Do you still use the second or already the third beta on both computers?

Seagull · June 2, 2025, 2:53pm

I am using the third beta on both computers. Both have the same add-ons installed (including ABBYY).

Seagull · June 2, 2025, 3:11pm

The set of installed fonts may be different.

cgrunenberg · June 2, 2025, 3:24pm

This shouldn’t affect Apple’s Vision framework. Actually nothing should affect it if the macOS versions are identical. Unless it depends internally on the CPU power but over here (M1 vs. M1 Ultra) this didn’t make a difference.

chrillek · June 2, 2025, 3:44pm

That was probably just Apple’s Vision framework OCR’ing the text. When I OCR (Abbyy) your PDF, I get a new one that is slightly bigger than the original (420 vs. 403 KB). Also, it’s type is now “PDF+Text”, whereas the original document is shown as “PDF document” (with DT4b3).

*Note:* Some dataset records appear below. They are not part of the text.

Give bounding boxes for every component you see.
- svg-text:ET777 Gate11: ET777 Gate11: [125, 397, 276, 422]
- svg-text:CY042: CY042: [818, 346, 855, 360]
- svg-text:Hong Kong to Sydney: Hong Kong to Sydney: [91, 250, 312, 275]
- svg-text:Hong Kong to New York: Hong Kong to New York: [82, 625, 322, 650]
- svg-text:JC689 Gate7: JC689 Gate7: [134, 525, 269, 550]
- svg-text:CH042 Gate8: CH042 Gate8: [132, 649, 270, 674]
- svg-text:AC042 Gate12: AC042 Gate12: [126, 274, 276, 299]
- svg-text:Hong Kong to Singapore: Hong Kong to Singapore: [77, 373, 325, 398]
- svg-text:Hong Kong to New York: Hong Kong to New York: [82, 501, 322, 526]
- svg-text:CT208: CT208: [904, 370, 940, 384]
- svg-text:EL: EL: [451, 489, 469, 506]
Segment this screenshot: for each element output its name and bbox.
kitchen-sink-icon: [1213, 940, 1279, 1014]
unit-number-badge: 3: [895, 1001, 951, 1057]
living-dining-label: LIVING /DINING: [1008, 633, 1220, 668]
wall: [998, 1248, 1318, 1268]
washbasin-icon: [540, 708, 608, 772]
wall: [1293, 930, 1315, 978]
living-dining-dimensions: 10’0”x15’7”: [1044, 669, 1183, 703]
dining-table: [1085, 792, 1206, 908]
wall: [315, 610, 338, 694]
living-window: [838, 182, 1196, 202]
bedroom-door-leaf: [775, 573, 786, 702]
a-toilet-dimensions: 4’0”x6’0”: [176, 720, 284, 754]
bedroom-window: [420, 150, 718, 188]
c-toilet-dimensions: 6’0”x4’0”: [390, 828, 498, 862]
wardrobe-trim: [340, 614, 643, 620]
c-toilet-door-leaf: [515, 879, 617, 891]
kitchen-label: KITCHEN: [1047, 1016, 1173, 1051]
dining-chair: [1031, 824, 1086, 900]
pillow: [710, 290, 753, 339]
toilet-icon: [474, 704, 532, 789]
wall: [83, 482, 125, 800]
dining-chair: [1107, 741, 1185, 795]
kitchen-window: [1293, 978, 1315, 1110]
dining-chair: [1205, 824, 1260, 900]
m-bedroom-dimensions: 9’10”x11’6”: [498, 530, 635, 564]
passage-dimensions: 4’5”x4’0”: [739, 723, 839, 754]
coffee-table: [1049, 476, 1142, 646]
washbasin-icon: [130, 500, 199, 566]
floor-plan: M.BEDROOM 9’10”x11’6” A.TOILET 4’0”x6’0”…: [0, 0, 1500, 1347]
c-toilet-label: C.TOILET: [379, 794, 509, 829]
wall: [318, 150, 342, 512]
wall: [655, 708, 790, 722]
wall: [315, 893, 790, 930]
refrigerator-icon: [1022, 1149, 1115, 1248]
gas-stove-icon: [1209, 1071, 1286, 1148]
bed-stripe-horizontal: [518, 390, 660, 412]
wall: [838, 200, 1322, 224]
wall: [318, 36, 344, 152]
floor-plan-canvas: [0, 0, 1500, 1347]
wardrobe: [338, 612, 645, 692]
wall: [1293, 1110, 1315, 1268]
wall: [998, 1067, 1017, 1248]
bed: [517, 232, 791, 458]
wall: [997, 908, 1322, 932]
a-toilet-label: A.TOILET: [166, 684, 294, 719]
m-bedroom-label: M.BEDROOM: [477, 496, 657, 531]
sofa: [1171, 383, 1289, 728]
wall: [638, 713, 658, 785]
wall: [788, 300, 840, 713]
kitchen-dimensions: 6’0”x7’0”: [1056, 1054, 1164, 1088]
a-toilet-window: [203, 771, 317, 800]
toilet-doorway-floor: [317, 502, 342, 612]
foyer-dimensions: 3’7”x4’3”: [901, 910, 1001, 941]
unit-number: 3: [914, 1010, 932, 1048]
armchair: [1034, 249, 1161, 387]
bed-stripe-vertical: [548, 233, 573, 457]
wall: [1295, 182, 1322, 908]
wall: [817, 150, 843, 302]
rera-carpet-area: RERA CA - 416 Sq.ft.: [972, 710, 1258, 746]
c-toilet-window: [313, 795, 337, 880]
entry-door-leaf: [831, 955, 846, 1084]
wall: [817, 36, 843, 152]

Interestingly, Vision does a fairly good job with the different writing systems (Cyrillic seems ok, I didn’t bother to check Chinese, though). Abbyy OCR just created garbage for non-latin script, that might be due to my OCR settings.

Seagull · June 2, 2025, 6:32pm

I didn’t know DT relies on Apple’s Vision when indexing items. Does it mean that, from time to time, when Apple Vision is updated, adding new files might not trigger a duplication alert, as the textual representation of the same files could differ from those already indexed under a previous Apple Vision version?

I’ve just tried to OCR the PDF with Preview before importing it into DT and repeated the import of the now PDF+Text file on both computers – they are not marked as duplicates. This suggests DT ignores the document’s OCR layer and performs its own indexing upon import.

chrillek · June 2, 2025, 7:03pm

If you turn that on in DT4’s preferences, it does. DT3 does not.

No and no. DT4 uses either the text layer or Vision for indexing. What would it even index without a text layer or the data generated by Vision.

BLUEFROG · June 2, 2025, 7:25pm

DEVONthink isn’t actively scanning your documents to update them with Vision. And no, Vision doesn’t ignore a valid text layer when importing documents. Pages with a bad text layer may be processed with Vision on import.